Colapinto is learning the limits, and should be afforded a little extra grace as a result, but this was a painful reminder of the risk vs reward balance and how much is at stake in Q1. It looked like Colapinto just ran a tiny bit wide picking up the throttle - earlier than before? more than before? - and the rear snapped as he got on the grass and exit kerb. He might have briefly thought he would get away with it, but it also may have all happened too quickly for him to bail out.

Franco Colapinto, Alpine, F1

That will be for Colapinto and the team to understand quickly, and for him to take on board for next time. Monaco is not the place to be taking extra margin at the wrong time. And Colapinto’s priority needs to be to show the best of his ability, not replicate the low points of 2024.

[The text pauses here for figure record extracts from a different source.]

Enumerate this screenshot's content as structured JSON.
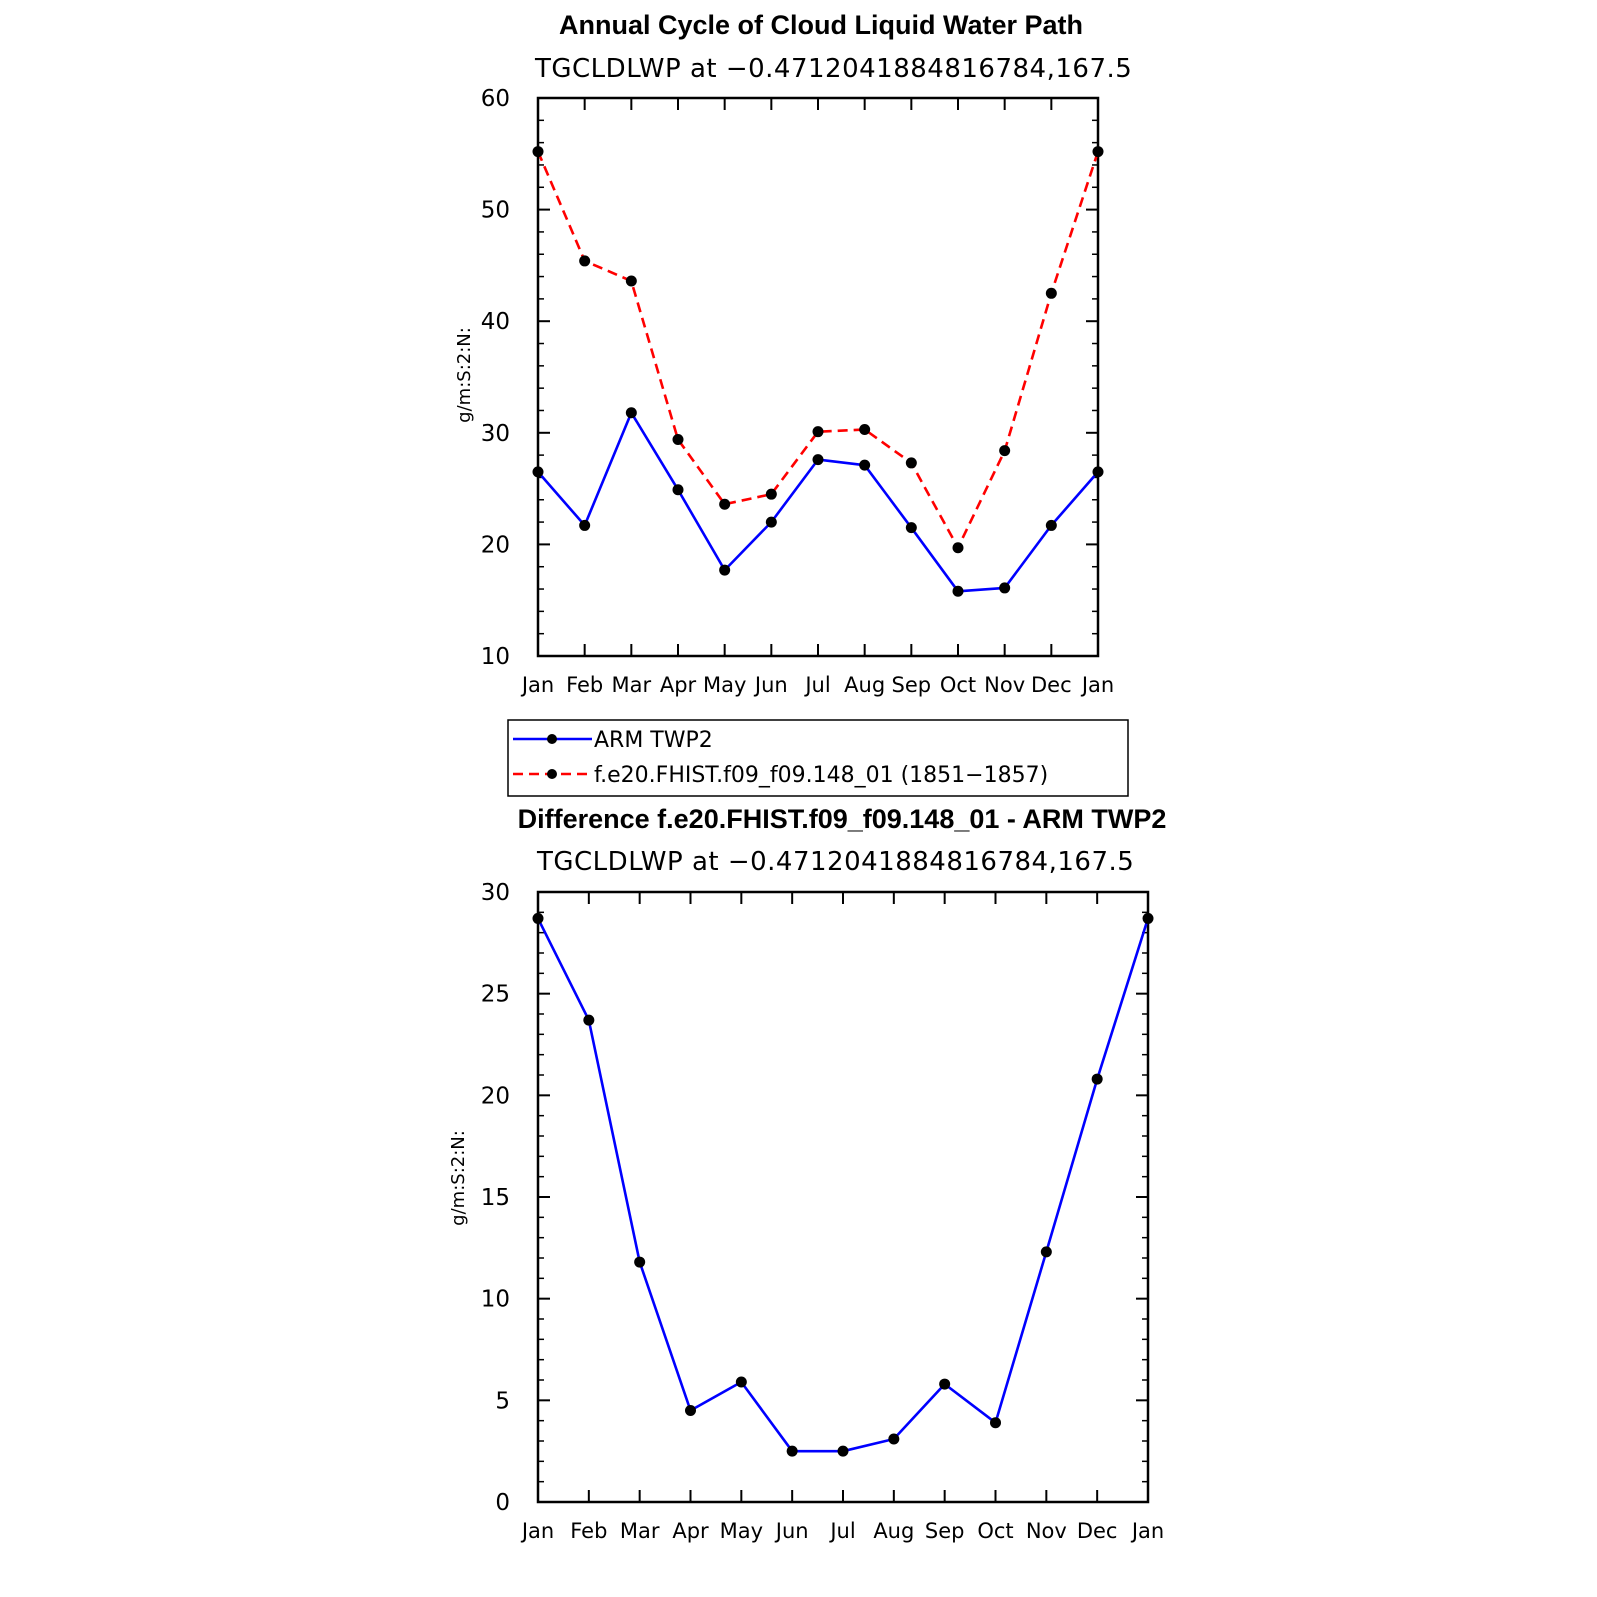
{
  "chart_data": [
    {
      "type": "line",
      "title": "Annual Cycle of Cloud Liquid Water Path",
      "subtitle": "TGCLDLWP at −0.4712041884816784,167.5",
      "ylabel": "g/m:S:2:N:",
      "xlabel": "",
      "categories": [
        "Jan",
        "Feb",
        "Mar",
        "Apr",
        "May",
        "Jun",
        "Jul",
        "Aug",
        "Sep",
        "Oct",
        "Nov",
        "Dec",
        "Jan"
      ],
      "ylim": [
        10,
        60
      ],
      "yticks": [
        "10",
        "20",
        "30",
        "40",
        "50",
        "60"
      ],
      "series": [
        {
          "name": "ARM TWP2",
          "color": "#0000ff",
          "dash": "solid",
          "values": [
            26.5,
            21.7,
            31.8,
            24.9,
            17.7,
            22.0,
            27.6,
            27.1,
            21.5,
            15.8,
            16.1,
            21.7,
            26.5
          ]
        },
        {
          "name": "f.e20.FHIST.f09_f09.148_01 (1851−1857)",
          "color": "#ff0000",
          "dash": "dashed",
          "values": [
            55.2,
            45.4,
            43.6,
            29.4,
            23.6,
            24.5,
            30.1,
            30.3,
            27.3,
            19.7,
            28.4,
            42.5,
            55.2
          ]
        }
      ],
      "legend": {
        "placement": "below"
      }
    },
    {
      "type": "line",
      "title": "Difference f.e20.FHIST.f09_f09.148_01 - ARM TWP2",
      "subtitle": "TGCLDLWP at −0.4712041884816784,167.5",
      "ylabel": "g/m:S:2:N:",
      "xlabel": "",
      "categories": [
        "Jan",
        "Feb",
        "Mar",
        "Apr",
        "May",
        "Jun",
        "Jul",
        "Aug",
        "Sep",
        "Oct",
        "Nov",
        "Dec",
        "Jan"
      ],
      "ylim": [
        0,
        30
      ],
      "yticks": [
        "0",
        "5",
        "10",
        "15",
        "20",
        "25",
        "30"
      ],
      "series": [
        {
          "name": "Difference",
          "color": "#0000ff",
          "dash": "solid",
          "values": [
            28.7,
            23.7,
            11.8,
            4.5,
            5.9,
            2.5,
            2.5,
            3.1,
            5.8,
            3.9,
            12.3,
            20.8,
            28.7
          ]
        }
      ]
    }
  ]
}
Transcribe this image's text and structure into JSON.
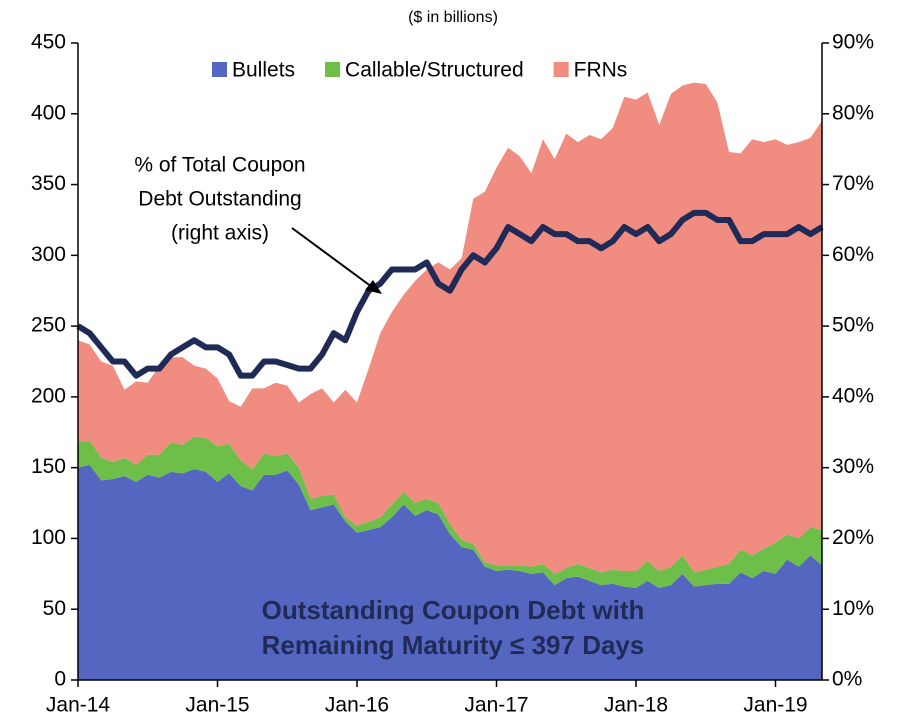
{
  "chart_data": {
    "type": "stacked_area_line",
    "subtitle": "($ in billions)",
    "annotation": [
      "% of Total Coupon",
      "Debt Outstanding",
      "(right axis)"
    ],
    "label": [
      "Outstanding Coupon Debt with",
      "Remaining Maturity ≤  397 Days"
    ],
    "categories": [
      "Jan-14",
      null,
      null,
      null,
      null,
      null,
      null,
      null,
      null,
      null,
      null,
      null,
      "Jan-15",
      null,
      null,
      null,
      null,
      null,
      null,
      null,
      null,
      null,
      null,
      null,
      "Jan-16",
      null,
      null,
      null,
      null,
      null,
      null,
      null,
      null,
      null,
      null,
      null,
      "Jan-17",
      null,
      null,
      null,
      null,
      null,
      null,
      null,
      null,
      null,
      null,
      null,
      "Jan-18",
      null,
      null,
      null,
      null,
      null,
      null,
      null,
      null,
      null,
      null,
      null,
      "Jan-19",
      null,
      null,
      null,
      null
    ],
    "series": [
      {
        "name": "Bullets",
        "color": "#5566c0",
        "values": [
          150,
          152,
          141,
          142,
          144,
          140,
          145,
          143,
          147,
          146,
          149,
          147,
          140,
          146,
          137,
          134,
          145,
          145,
          148,
          138,
          120,
          122,
          124,
          112,
          104,
          106,
          108,
          115,
          124,
          116,
          120,
          117,
          103,
          94,
          92,
          80,
          77,
          78,
          77,
          75,
          76,
          67,
          72,
          73,
          70,
          67,
          68,
          66,
          65,
          70,
          65,
          67,
          75,
          66,
          67,
          68,
          68,
          76,
          72,
          77,
          75,
          85,
          80,
          88,
          81
        ]
      },
      {
        "name": "Callable/Structured",
        "color": "#6dbf4a",
        "values": [
          18,
          17,
          16,
          12,
          13,
          12,
          14,
          16,
          21,
          20,
          23,
          24,
          25,
          21,
          18,
          15,
          15,
          13,
          12,
          12,
          8,
          8,
          7,
          3,
          5,
          6,
          7,
          9,
          9,
          9,
          8,
          8,
          7,
          5,
          4,
          3,
          4,
          3,
          4,
          5,
          6,
          8,
          7,
          9,
          9,
          9,
          10,
          11,
          12,
          14,
          12,
          13,
          13,
          10,
          11,
          12,
          14,
          16,
          16,
          16,
          22,
          18,
          20,
          20,
          25
        ]
      },
      {
        "name": "FRNs",
        "color": "#f08c80",
        "values": [
          72,
          68,
          68,
          68,
          48,
          59,
          51,
          63,
          60,
          62,
          50,
          49,
          48,
          30,
          38,
          57,
          46,
          52,
          48,
          46,
          74,
          76,
          65,
          90,
          87,
          108,
          130,
          136,
          139,
          157,
          162,
          170,
          180,
          199,
          244,
          262,
          281,
          295,
          289,
          278,
          300,
          293,
          307,
          298,
          306,
          306,
          312,
          335,
          333,
          331,
          315,
          334,
          332,
          346,
          343,
          328,
          291,
          280,
          294,
          287,
          285,
          275,
          280,
          275,
          289
        ]
      },
      {
        "name": "% of Total Coupon Debt Outstanding",
        "color": "#1f2a56",
        "axis": "y2",
        "values": [
          50,
          49,
          47,
          45,
          45,
          43,
          44,
          44,
          46,
          47,
          48,
          47,
          47,
          46,
          43,
          43,
          45,
          45,
          44.5,
          44,
          44,
          46,
          49,
          48,
          52,
          55,
          56,
          58,
          58,
          58,
          59,
          56,
          55,
          58,
          60,
          59,
          61,
          64,
          63,
          62,
          64,
          63,
          63,
          62,
          62,
          61,
          62,
          64,
          63,
          64,
          62,
          63,
          65,
          66,
          66,
          65,
          65,
          62,
          62,
          63,
          63,
          63,
          64,
          63,
          64
        ]
      }
    ],
    "ylim": [
      0,
      450
    ],
    "yticks": [
      0,
      50,
      100,
      150,
      200,
      250,
      300,
      350,
      400,
      450
    ],
    "y2lim": [
      0,
      90
    ],
    "y2ticks": [
      {
        "value": 0,
        "label": "0%"
      },
      {
        "value": 10,
        "label": "10%"
      },
      {
        "value": 20,
        "label": "20%"
      },
      {
        "value": 30,
        "label": "30%"
      },
      {
        "value": 40,
        "label": "40%"
      },
      {
        "value": 50,
        "label": "50%"
      },
      {
        "value": 60,
        "label": "60%"
      },
      {
        "value": 70,
        "label": "70%"
      },
      {
        "value": 80,
        "label": "80%"
      },
      {
        "value": 90,
        "label": "90%"
      }
    ],
    "legend": "top"
  }
}
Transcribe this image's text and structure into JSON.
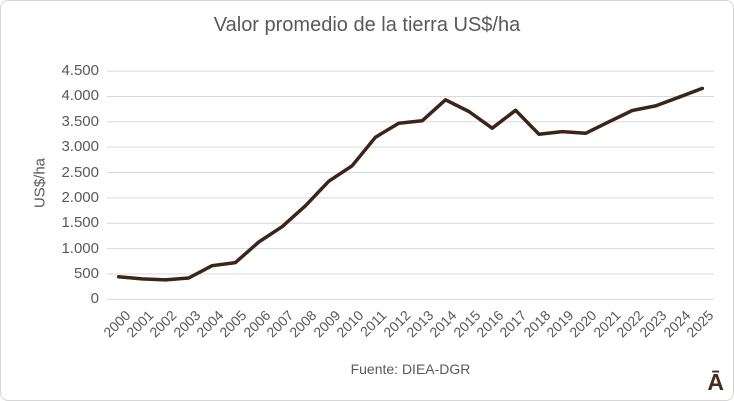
{
  "logo": {
    "glyph": "Ā"
  },
  "colors": {
    "line": "#3c2417",
    "grid": "#d9d9d9",
    "text": "#595959",
    "logo": "#4a2a1c"
  },
  "chart_data": {
    "type": "line",
    "title": "Valor promedio de la tierra US$/ha",
    "ylabel": "US$/ha",
    "xlabel": "",
    "source": "Fuente: DIEA-DGR",
    "legend": "none",
    "grid": "horizontal",
    "ylim": [
      0,
      4500
    ],
    "ytick_step": 500,
    "ytick_labels": [
      "0",
      "500",
      "1.000",
      "1.500",
      "2.000",
      "2.500",
      "3.000",
      "3.500",
      "4.000",
      "4.500"
    ],
    "categories": [
      "2000",
      "2001",
      "2002",
      "2003",
      "2004",
      "2005",
      "2006",
      "2007",
      "2008",
      "2009",
      "2010",
      "2011",
      "2012",
      "2013",
      "2014",
      "2015",
      "2016",
      "2017",
      "2018",
      "2019",
      "2020",
      "2021",
      "2022",
      "2023",
      "2024",
      "2025"
    ],
    "values": [
      448,
      404,
      385,
      422,
      664,
      725,
      1132,
      1432,
      1844,
      2329,
      2633,
      3196,
      3473,
      3519,
      3934,
      3704,
      3375,
      3726,
      3255,
      3308,
      3274,
      3501,
      3723,
      3813,
      3986,
      4159
    ]
  }
}
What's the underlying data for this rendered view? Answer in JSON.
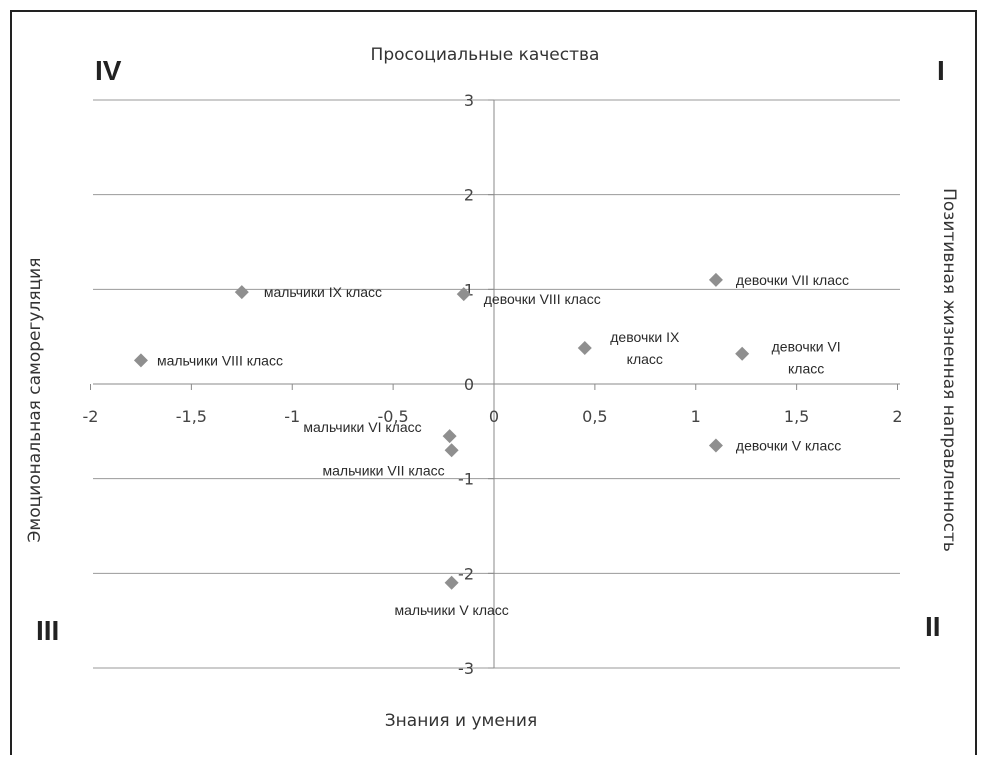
{
  "chart_data": {
    "type": "scatter",
    "x_ticks": [
      "-2",
      "-1,5",
      "-1",
      "-0,5",
      "0",
      "0,5",
      "1",
      "1,5",
      "2"
    ],
    "y_ticks": [
      "-3",
      "-2",
      "-1",
      "0",
      "1",
      "2",
      "3"
    ],
    "xlim": [
      -2,
      2
    ],
    "ylim": [
      -3,
      3
    ],
    "grid": "horizontal",
    "marker_color": "#8f8f8f",
    "axis_titles": {
      "top": "Просоциальные качества",
      "bottom": "Знания и умения",
      "left": "Эмоциональная саморегуляция",
      "right": "Позитивная жизненная направленность"
    },
    "quadrants": {
      "q1": "I",
      "q2": "II",
      "q3": "III",
      "q4": "IV"
    },
    "points": [
      {
        "label": "девочки VII класс",
        "x": 1.1,
        "y": 1.1
      },
      {
        "label": "девочки VIII класс",
        "x": -0.15,
        "y": 0.95
      },
      {
        "label": "мальчики IX класс",
        "x": -1.25,
        "y": 0.97
      },
      {
        "label": "мальчики VIII класс",
        "x": -1.75,
        "y": 0.25
      },
      {
        "label": "девочки IX класс",
        "x": 0.45,
        "y": 0.38
      },
      {
        "label": "девочки VI класс",
        "x": 1.23,
        "y": 0.32
      },
      {
        "label": "девочки V класс",
        "x": 1.1,
        "y": -0.65
      },
      {
        "label": "мальчики VI класс",
        "x": -0.22,
        "y": -0.55
      },
      {
        "label": "мальчики VII класс",
        "x": -0.21,
        "y": -0.7
      },
      {
        "label": "мальчики V класс",
        "x": -0.21,
        "y": -2.1
      }
    ]
  }
}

He has generally looked comfortable, composed and reasonably quick this weekend and should have been in an ideal place to use Q1 and Q2 (at least) to build some knowledge of the car really on the limit. And who knows where that could have led if his solid practice and early Q1 trajectory had continued?

Gasly is starting in the top 10 and a good bet for points, and Colapinto could have been in the mix instead of facing a long race starting near the back - potentially with a one-place grid penalty for erroneously going to the end of the pitlane during the first red flag period because of a miscommunication leaving the garage.

This is clearly Colapinto’s drive to keep or lose, and he has been given clear targets to meet. The crash is the worst-case scenario for his Alpine debut and falls short of a key demand, but it is just one of (theoretically) five qualifying evaluations.

It can be compounded by repeat errors. Or it can quickly be forgotten, starting with a strong drive in Sunday’s race.